Perdía toda esperanza, toda ilusión. Y por el contrario, un sentimiento de gran
pesimismo lo invadía. Una gran tristeza se iba adueñando de su ser. Y tenía que
vivir así. Y no había mayor sufrimiento que vivir descontento consigo mismo.
No había refugio
capaz de esconder, no había palabra lo suficientemente alentadora para
levantarlo; no había amigo lo suficientemente influyente y hábil para
estimularlo; no había recuerdo bello y apto de alegrarle los días pasados.
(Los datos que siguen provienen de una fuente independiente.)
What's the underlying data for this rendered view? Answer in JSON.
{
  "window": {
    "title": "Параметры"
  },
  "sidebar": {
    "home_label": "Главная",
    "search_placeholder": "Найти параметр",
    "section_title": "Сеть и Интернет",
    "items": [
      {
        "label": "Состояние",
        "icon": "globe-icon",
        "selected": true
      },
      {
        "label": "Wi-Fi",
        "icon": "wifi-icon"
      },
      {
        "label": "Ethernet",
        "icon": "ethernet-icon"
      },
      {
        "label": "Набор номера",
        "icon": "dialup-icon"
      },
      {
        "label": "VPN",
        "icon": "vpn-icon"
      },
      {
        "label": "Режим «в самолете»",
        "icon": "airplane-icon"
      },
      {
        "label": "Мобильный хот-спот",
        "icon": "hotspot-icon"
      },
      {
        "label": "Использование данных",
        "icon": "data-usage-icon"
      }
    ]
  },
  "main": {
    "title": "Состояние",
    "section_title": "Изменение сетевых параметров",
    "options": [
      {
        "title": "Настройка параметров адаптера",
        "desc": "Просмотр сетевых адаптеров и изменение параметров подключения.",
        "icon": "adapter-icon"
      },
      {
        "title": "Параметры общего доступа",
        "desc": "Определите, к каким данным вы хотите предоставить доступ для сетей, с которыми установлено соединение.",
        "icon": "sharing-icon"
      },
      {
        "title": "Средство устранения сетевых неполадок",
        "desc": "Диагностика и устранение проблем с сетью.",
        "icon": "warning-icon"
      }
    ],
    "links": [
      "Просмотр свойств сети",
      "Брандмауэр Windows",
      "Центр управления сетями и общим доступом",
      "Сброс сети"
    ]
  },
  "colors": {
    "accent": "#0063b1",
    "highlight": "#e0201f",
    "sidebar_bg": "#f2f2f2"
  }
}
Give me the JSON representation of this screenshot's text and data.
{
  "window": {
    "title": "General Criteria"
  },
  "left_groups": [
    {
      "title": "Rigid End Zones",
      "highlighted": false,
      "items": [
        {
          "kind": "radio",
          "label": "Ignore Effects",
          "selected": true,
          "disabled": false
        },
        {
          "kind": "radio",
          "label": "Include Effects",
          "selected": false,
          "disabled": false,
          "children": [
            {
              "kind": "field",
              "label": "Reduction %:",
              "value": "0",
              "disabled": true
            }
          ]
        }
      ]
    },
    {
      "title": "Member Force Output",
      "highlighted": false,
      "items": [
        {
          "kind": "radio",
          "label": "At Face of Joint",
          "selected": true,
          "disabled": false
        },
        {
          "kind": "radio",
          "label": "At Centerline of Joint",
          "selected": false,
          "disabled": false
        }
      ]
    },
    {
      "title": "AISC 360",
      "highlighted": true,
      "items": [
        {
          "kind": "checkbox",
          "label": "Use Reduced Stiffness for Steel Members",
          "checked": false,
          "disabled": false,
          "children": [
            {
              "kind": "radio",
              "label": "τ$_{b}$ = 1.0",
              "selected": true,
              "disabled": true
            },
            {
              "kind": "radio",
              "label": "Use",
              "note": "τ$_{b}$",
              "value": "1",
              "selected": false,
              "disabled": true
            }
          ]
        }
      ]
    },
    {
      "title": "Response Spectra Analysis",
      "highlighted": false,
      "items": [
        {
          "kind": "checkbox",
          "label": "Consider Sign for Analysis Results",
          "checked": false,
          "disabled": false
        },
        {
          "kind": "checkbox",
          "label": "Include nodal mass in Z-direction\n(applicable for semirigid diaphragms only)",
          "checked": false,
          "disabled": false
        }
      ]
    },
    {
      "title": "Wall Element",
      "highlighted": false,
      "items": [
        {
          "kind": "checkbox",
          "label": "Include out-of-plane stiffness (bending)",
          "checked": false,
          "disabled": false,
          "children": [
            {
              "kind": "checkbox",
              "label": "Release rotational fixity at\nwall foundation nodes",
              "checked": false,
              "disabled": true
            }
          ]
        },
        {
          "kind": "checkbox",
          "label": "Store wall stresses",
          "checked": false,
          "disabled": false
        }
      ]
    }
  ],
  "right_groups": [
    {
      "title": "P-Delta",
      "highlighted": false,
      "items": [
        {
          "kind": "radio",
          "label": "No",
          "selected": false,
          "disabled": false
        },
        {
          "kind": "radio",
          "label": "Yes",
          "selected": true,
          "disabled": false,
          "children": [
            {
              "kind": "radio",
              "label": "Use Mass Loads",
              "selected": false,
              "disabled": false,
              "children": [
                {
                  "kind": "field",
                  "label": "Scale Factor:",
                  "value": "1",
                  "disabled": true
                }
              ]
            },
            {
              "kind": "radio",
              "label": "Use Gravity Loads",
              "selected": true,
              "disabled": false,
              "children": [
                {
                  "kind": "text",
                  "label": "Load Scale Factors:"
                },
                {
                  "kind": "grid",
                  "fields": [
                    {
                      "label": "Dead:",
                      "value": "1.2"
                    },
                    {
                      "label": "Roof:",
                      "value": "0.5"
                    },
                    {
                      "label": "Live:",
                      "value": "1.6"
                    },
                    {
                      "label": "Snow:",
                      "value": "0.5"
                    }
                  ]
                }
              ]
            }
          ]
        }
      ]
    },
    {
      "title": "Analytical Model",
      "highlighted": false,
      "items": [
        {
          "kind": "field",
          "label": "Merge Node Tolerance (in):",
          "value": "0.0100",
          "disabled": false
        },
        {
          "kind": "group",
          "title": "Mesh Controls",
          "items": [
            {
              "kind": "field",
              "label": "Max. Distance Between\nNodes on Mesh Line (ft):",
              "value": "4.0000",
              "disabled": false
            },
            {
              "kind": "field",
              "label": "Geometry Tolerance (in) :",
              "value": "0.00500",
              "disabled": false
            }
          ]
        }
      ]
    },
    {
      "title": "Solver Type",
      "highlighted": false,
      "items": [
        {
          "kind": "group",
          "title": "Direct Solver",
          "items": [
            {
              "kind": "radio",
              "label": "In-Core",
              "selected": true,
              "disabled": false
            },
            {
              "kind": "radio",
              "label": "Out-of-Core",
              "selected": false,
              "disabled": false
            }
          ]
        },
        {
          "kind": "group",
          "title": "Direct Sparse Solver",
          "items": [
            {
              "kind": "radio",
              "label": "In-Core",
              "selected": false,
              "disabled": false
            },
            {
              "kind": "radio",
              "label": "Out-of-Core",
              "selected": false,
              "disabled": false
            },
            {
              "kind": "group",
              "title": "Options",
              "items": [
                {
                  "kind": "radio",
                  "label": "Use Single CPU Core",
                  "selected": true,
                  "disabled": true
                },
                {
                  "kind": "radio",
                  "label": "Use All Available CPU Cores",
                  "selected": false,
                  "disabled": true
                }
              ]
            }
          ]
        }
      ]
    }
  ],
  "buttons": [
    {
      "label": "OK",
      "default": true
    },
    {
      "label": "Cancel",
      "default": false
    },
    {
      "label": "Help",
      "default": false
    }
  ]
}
Todo
era penumbra, todo era oscuridad, todo era vacío. Y lo peor de todo, era que
todo era sencillamente «aterrador»: el pasado, los recuerdos, el futuro que
pensaba vendría, su mente, sus proyectos, sus relaciones con los demás; en fin,
él mismo.
Entonces, gritaba de
desesperación en la soledad de la noche ante los continuos desvelos. Porque, si
hubiese podido dormir, por lo menos, las cosas se le harían menos pesadas. Mas,
por el contrario, hasta el sueño lo traicionaba. Gritaba al silencio para
espantarlo, queriendo con ello espantar igualmente, la voz de la conciencia.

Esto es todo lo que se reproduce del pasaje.